[For those who came in late… Start with Not long ago, or Little by little (1)]
Not long ago, in a place not far away and directly connected to you, something like this was happening…
A village in Suffolk [in the east of England], circa 1900:
There were seven children at home and father’s wages had been reduced to 10 shillings a week. Our cottage was nearly empty – except for people. There was a scrubbed brick floor and just one rug made of scraps of old clothes pegged into a sack… Six of us boys and girls slept in one bedroom and our parents and the baby slept in the other. There was no newspaper and nothing to read except the bible. All the village houses were like this.

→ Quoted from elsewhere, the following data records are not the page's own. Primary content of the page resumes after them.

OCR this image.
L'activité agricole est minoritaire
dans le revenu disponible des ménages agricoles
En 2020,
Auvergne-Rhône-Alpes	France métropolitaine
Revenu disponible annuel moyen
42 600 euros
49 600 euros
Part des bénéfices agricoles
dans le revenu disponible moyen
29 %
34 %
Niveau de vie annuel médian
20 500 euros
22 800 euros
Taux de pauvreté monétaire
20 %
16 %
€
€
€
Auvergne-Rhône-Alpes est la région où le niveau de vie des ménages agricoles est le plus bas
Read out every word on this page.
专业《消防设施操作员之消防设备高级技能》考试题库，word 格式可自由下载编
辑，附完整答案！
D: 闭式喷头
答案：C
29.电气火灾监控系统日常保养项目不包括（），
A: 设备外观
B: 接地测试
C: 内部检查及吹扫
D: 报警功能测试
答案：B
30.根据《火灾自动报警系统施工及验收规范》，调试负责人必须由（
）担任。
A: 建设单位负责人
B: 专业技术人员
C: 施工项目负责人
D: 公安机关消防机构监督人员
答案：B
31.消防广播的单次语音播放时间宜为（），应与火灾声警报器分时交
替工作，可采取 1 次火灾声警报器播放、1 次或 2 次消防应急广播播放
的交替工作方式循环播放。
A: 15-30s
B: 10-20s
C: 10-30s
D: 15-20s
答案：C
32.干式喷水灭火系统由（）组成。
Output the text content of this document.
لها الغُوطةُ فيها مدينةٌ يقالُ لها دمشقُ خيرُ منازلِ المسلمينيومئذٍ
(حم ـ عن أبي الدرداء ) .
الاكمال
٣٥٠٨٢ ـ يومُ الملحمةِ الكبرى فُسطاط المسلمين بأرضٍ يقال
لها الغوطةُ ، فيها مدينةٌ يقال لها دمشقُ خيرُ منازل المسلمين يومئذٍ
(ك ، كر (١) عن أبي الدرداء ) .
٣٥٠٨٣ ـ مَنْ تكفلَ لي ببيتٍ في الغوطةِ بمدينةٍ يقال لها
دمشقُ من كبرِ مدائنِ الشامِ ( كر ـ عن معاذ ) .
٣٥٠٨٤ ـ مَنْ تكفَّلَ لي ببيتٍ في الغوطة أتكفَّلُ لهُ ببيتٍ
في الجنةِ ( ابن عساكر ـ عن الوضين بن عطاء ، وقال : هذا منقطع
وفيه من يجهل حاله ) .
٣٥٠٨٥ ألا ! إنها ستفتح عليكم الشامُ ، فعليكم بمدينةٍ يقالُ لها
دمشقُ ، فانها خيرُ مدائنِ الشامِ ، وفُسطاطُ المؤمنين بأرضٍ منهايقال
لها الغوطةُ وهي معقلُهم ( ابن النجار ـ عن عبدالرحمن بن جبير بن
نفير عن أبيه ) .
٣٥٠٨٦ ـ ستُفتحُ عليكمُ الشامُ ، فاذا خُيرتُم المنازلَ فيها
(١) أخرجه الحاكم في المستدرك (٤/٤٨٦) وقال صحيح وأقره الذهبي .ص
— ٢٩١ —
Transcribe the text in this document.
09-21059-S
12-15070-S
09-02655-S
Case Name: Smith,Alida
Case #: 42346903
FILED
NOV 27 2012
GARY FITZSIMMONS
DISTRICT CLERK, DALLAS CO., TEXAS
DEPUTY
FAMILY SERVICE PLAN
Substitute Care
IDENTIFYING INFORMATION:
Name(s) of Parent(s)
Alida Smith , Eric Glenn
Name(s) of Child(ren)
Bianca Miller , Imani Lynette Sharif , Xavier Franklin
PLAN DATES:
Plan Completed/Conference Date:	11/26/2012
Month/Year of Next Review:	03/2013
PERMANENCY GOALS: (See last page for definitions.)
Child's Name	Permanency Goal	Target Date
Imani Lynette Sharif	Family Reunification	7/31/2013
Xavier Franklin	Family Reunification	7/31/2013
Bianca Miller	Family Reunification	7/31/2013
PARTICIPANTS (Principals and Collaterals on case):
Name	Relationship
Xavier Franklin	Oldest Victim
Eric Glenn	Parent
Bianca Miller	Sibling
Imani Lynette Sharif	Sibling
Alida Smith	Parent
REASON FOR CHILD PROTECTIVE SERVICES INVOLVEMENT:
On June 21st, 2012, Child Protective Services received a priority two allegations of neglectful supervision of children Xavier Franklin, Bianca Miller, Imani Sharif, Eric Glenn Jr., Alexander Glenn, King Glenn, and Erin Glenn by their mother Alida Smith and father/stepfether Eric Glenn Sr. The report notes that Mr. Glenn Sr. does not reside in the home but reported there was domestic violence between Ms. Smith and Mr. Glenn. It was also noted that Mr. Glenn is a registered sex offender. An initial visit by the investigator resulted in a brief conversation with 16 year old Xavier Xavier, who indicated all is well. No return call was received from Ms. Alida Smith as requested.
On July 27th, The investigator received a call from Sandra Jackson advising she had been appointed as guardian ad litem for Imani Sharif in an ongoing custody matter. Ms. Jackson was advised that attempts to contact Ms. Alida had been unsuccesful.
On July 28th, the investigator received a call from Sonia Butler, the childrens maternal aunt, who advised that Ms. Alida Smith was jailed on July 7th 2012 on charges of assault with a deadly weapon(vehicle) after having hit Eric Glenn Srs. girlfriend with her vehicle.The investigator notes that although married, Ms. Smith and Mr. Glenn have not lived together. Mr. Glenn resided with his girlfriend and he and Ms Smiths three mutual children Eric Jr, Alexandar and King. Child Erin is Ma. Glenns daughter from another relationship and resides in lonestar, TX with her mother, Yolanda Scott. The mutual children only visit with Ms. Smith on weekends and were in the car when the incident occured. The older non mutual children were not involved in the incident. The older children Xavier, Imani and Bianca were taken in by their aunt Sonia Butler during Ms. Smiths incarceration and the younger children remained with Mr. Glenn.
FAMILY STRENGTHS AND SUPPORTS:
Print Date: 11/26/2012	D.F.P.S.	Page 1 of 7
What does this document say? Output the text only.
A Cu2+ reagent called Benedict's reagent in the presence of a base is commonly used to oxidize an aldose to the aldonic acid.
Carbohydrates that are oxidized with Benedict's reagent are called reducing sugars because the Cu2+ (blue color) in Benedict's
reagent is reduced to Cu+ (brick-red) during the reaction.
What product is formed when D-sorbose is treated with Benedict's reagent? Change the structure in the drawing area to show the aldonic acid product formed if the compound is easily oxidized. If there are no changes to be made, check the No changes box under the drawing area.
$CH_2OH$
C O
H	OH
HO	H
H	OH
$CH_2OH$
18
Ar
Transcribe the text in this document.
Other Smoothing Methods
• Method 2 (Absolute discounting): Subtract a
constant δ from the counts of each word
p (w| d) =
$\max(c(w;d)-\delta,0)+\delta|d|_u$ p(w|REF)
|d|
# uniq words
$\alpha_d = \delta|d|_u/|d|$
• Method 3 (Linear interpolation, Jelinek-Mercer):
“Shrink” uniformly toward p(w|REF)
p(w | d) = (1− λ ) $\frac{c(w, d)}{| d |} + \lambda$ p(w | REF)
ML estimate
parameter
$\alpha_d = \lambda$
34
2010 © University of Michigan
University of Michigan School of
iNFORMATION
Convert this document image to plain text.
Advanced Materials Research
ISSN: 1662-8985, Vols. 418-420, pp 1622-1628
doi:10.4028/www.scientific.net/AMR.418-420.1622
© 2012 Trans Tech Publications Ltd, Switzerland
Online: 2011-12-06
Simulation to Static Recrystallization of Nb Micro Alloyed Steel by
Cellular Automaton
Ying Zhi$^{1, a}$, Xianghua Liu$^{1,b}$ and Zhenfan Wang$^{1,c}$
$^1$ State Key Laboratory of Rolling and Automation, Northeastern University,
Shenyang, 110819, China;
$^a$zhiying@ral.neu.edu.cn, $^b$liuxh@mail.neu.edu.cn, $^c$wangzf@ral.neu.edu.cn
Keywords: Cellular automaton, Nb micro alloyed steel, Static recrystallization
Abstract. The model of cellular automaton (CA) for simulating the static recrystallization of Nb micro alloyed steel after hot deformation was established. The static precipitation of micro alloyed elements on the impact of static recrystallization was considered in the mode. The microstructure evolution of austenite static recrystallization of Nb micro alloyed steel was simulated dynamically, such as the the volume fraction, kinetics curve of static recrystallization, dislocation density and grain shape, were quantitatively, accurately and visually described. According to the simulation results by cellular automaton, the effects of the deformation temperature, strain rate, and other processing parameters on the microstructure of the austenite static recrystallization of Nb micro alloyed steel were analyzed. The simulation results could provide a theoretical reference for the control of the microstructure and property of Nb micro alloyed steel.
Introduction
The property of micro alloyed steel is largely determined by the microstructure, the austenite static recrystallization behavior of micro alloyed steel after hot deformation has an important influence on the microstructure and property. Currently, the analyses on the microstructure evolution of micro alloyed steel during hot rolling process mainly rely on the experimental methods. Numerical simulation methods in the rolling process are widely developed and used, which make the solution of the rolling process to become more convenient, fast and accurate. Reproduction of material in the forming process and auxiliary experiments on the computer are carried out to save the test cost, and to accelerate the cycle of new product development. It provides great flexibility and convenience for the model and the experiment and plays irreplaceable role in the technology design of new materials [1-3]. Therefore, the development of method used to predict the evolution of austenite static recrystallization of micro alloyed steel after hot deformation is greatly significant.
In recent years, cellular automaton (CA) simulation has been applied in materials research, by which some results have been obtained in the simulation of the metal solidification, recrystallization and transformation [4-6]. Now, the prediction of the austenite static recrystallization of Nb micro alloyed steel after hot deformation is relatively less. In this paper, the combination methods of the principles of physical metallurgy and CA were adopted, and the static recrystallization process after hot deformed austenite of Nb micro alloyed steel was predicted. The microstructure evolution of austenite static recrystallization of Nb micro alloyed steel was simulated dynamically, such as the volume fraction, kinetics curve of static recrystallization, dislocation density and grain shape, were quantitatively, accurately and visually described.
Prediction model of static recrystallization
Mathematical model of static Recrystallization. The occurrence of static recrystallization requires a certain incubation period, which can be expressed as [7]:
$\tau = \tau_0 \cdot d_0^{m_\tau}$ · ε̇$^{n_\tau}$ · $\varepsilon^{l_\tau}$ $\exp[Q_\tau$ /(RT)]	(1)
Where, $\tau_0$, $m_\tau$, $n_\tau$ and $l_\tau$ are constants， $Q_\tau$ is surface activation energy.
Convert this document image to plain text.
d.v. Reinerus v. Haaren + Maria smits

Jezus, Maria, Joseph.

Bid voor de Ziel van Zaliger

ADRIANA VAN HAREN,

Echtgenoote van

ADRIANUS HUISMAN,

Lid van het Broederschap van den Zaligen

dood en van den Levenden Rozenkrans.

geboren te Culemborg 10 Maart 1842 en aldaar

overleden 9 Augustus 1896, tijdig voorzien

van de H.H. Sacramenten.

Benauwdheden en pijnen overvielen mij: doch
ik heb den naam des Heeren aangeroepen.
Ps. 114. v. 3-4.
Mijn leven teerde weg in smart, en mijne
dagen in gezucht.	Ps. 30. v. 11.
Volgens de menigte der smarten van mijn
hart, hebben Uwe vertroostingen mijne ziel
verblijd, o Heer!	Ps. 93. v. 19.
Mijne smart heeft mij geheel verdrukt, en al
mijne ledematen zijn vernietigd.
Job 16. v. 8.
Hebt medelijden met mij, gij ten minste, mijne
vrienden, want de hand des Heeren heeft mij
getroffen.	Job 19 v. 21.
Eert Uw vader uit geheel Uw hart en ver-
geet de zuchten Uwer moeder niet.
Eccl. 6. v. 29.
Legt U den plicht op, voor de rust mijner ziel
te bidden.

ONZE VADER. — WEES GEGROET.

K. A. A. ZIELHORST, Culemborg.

Our food was apples, potatoes, swedes and bread, and we drank our tea without milk or sugar. Skim milk was bought from the farm but it was thought a luxury. Nobody could get enough to eat no matter how they tried. Two of my brothers were out to work. One was eight years old and he got 3 shillings a week, the other got about 7s. Our biggest trouble was water. There was no water near, it all had to be fetched from the foot of a hill nearly a mile away. “Drink all you can at school,’ we were told – there was a tap at school. I always remember the bitter metal taste of the tap in my mouth; it was cold – beautiful!
…
There was no music in the village then except at chapel or the church and our family hurried from one to the other to hear all we could…
…
The school was useless. The farmers came and took boys away from it when they felt like it, the parson raided it for servants. The teacher was a respectable woman who did her best. Sometimes she would bring the Daily Graphic down and show us the news. I looked forward to leaving school so that I could get educated. I knew that education was in books, not in school: there were no books there. I was a child when I left but already I knew that our “learning” was rubbish, that our food was rubbish and that I should end as rubbish if I didn’t watch out.
…
[I gained weight when I joined the army] because it was the first time in my life there had been no strenuous work. I want to say this simply as a fact, that village people in Suffolk in my day were worked to death. It literally happened. It is not a figure of speech. I was worked mercilessly. I am not complaining about it. It is what happened to me… We were all delighted when war broke out.
“Leonard Thompson,” farm-worker – in Ronald Blythe‘s Akenfield
Akenfield is an oral history of a Suffolk village, written in the late 60s. It documents a way of life not far away, not long ago, but almost forgotten.
Recommended.
My grandparents were children in 1900 and from ordinary families, but I never imagined things were like that!